Suara.com - PT PP Presisi Tbk (PPRE), perusahaan jasa konstruksi dan pertambangan memastikan tidak hanya menggenjo kinerja bisnis yang berkelanjutan. Akan tetapi, PPRE juga berkomitmen dalam memberikan kepedulian kepada lingkungan dan sosial melalui implementasi tanggung jawab sosial kepada masyarakat.
Upaya itu dibuktikan dalam penerimaan penghargaan bergengsi ajang penghargaan TJSL & CSR Awards 2023 yang diselenggarakan oleh BUMN Track bekerjasama dengan ISVI (Indonesia Shared Value Institute).
PP Presisi berhasil meraih penghargaan TJSL & CSR Awards 2023 Top 3 Star (Silver) Pilar Sosial dan Top 4 Star (Gold) Pilar Lingkungan kategori BUMN & Anak Perusahaan BUMN. Penghargaan tersebut diraih PP Presisi karena dinilai mampu memberikan manfaat bagi masyarakat, melalui Program Unggulan TJSL diantaranya di bidang Sosial dan Lingkungan.

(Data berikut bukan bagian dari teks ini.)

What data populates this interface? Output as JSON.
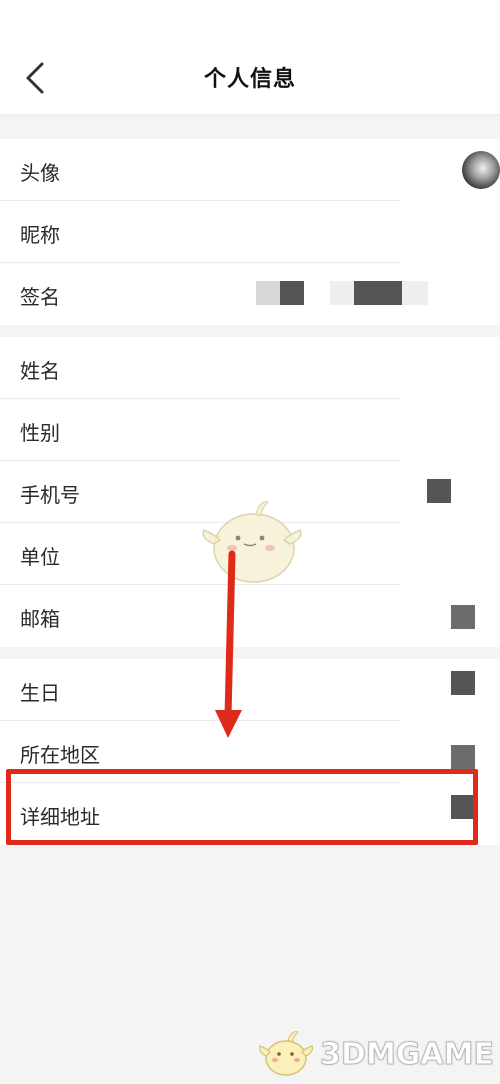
{
  "header": {
    "title": "个人信息",
    "back_icon": "chevron-left-icon"
  },
  "groups": [
    {
      "rows": [
        {
          "label": "头像"
        },
        {
          "label": "昵称"
        },
        {
          "label": "签名"
        }
      ]
    },
    {
      "rows": [
        {
          "label": "姓名"
        },
        {
          "label": "性别"
        },
        {
          "label": "手机号"
        },
        {
          "label": "单位"
        },
        {
          "label": "邮箱"
        }
      ]
    },
    {
      "rows": [
        {
          "label": "生日"
        },
        {
          "label": "所在地区"
        },
        {
          "label": "详细地址"
        }
      ]
    }
  ],
  "annotations": {
    "highlight_color": "#e02a19",
    "arrow_color": "#e02a19",
    "highlighted_row": "详细地址"
  },
  "watermark": {
    "text": "3DMGAME",
    "mascot_icon": "mascot-icon"
  }
}
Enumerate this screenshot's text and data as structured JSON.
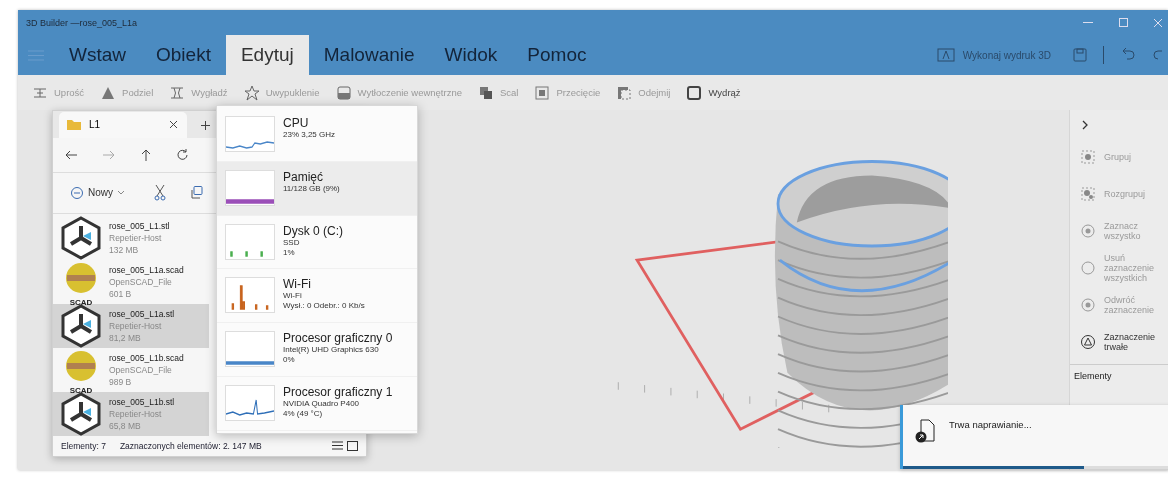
{
  "window": {
    "title": "3D Builder —rose_005_L1a"
  },
  "ribbon_tabs": [
    {
      "label": "Wstaw",
      "selected": false
    },
    {
      "label": "Obiekt",
      "selected": false
    },
    {
      "label": "Edytuj",
      "selected": true
    },
    {
      "label": "Malowanie",
      "selected": false
    },
    {
      "label": "Widok",
      "selected": false
    },
    {
      "label": "Pomoc",
      "selected": false
    }
  ],
  "print_button": {
    "label": "Wykonaj wydruk 3D"
  },
  "toolbar": [
    {
      "label": "Uprość",
      "kind": "simplify",
      "disabled": true
    },
    {
      "label": "Podziel",
      "kind": "split",
      "disabled": true
    },
    {
      "label": "Wygładź",
      "kind": "smooth",
      "disabled": true
    },
    {
      "label": "Uwypuklenie",
      "kind": "star",
      "disabled": true
    },
    {
      "label": "Wytłoczenie wewnętrzne",
      "kind": "emboss",
      "disabled": true
    },
    {
      "label": "Scal",
      "kind": "merge",
      "disabled": true
    },
    {
      "label": "Przecięcie",
      "kind": "intersect",
      "disabled": true
    },
    {
      "label": "Odejmij",
      "kind": "subtract",
      "disabled": true
    },
    {
      "label": "Wydrąż",
      "kind": "hollow",
      "disabled": false
    }
  ],
  "side_panel": {
    "items": [
      {
        "label": "Grupuj",
        "kind": "group",
        "disabled": true
      },
      {
        "label": "Rozgrupuj",
        "kind": "ungroup",
        "disabled": true
      },
      {
        "label": "Zaznacz wszystko",
        "kind": "select",
        "disabled": true
      },
      {
        "label": "Usuń zaznaczenie wszystkich",
        "kind": "circle",
        "disabled": true
      },
      {
        "label": "Odwróć zaznaczenie",
        "kind": "select",
        "disabled": true
      },
      {
        "label": "Zaznaczenie trwałe",
        "kind": "sticky",
        "disabled": false
      }
    ],
    "section_label": "Elementy"
  },
  "file_explorer": {
    "tab": "L1",
    "new_button": "Nowy",
    "files": [
      {
        "name": "rose_005_L1.stl",
        "type": "Repetier-Host",
        "size": "132 MB",
        "kind": "stl",
        "selected": false
      },
      {
        "name": "rose_005_L1a.scad",
        "type": "OpenSCAD_File",
        "size": "601 B",
        "kind": "scad",
        "icon_label": "SCAD",
        "selected": false
      },
      {
        "name": "rose_005_L1a.stl",
        "type": "Repetier-Host",
        "size": "81,2 MB",
        "kind": "stl",
        "selected": true
      },
      {
        "name": "rose_005_L1b.scad",
        "type": "OpenSCAD_File",
        "size": "989 B",
        "kind": "scad",
        "icon_label": "SCAD",
        "selected": false
      },
      {
        "name": "rose_005_L1b.stl",
        "type": "Repetier-Host",
        "size": "65,8 MB",
        "kind": "stl",
        "selected": true
      }
    ],
    "status": {
      "count": "Elementy: 7",
      "selection": "Zaznaczonych elementów: 2. 147 MB"
    }
  },
  "task_manager": {
    "items": [
      {
        "name": "CPU",
        "lines": [
          "23% 3,25 GHz"
        ],
        "color": "#4a86c8",
        "selected": false
      },
      {
        "name": "Pamięć",
        "lines": [
          "11/128 GB (9%)"
        ],
        "color": "#9b4fb8",
        "selected": true
      },
      {
        "name": "Dysk 0 (C:)",
        "lines": [
          "SSD",
          "1%"
        ],
        "color": "#4caf50",
        "selected": false
      },
      {
        "name": "Wi-Fi",
        "lines": [
          "Wi-Fi",
          "Wysł.: 0 Odebr.: 0 Kb/s"
        ],
        "color": "#c8641e",
        "selected": false
      },
      {
        "name": "Procesor graficzny 0",
        "lines": [
          "Intel(R) UHD Graphics 630",
          "0%"
        ],
        "color": "#4a86c8",
        "selected": false
      },
      {
        "name": "Procesor graficzny 1",
        "lines": [
          "NVIDIA Quadro P400",
          "4% (49 °C)"
        ],
        "color": "#2f6fb8",
        "selected": false
      }
    ]
  },
  "toast": {
    "message": "Trwa naprawianie...",
    "level": 0.64
  }
}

"Kami mengucapkan terimakasih kepada BUMN Track dan masyarakat atas kepercayaannya kepada PP Presisi, penghargaan ini memicu dan mendorong kami dalam menjalankan program TJSL & CSR yang tidak hanya mencari tujuan bisnis Perusahaan, namun juga membangun hubungan yang baik dengan masyarakat yang dapat memberikan manfaat bagi masyarakat dan lingkungan," ujar Direktur Utama PP Presisi I Gede Upeksa Negara yang dikutip, Sabtu (9/9/2023).
Parameter penilaian dalam ajang bergengsi ini tidak hanya bagaimana Perusahaan menjalankan kontribusinya kepada masyarakat dan lingkungan namun merupakan percepatan bagi BUMN & Anak Perusahaannya dalam mendorong pemulihan ekonomi nasional pasca pandemi covid-19 melalui program TJSL & CSR yang mencakup dari aspek Ekonomi, Sosial, Lingkungan, Hukum & Tata Kelola Perusahaan berdasarkan SDGs.
Ke depan Perseroan akan terus berupaya dan berkomitmen untuk berkontribusi bagi percepatan pemulihan ekonomi sosial dan memberikan manfaat nyata bagi masyarakat.
Fokus pada bisnis jasa pertambangan
PPRE juga mulai fokus menggarap konstruksi pada bidang jasa pertambangan. Pada kontruksi jasa pertambangan perseroan akan mengerjakan mining development infrastructure seperti pekerjaan pembangunan dan maintenance jalan hauling dan pembangunan infrastruktur tambang lainnya.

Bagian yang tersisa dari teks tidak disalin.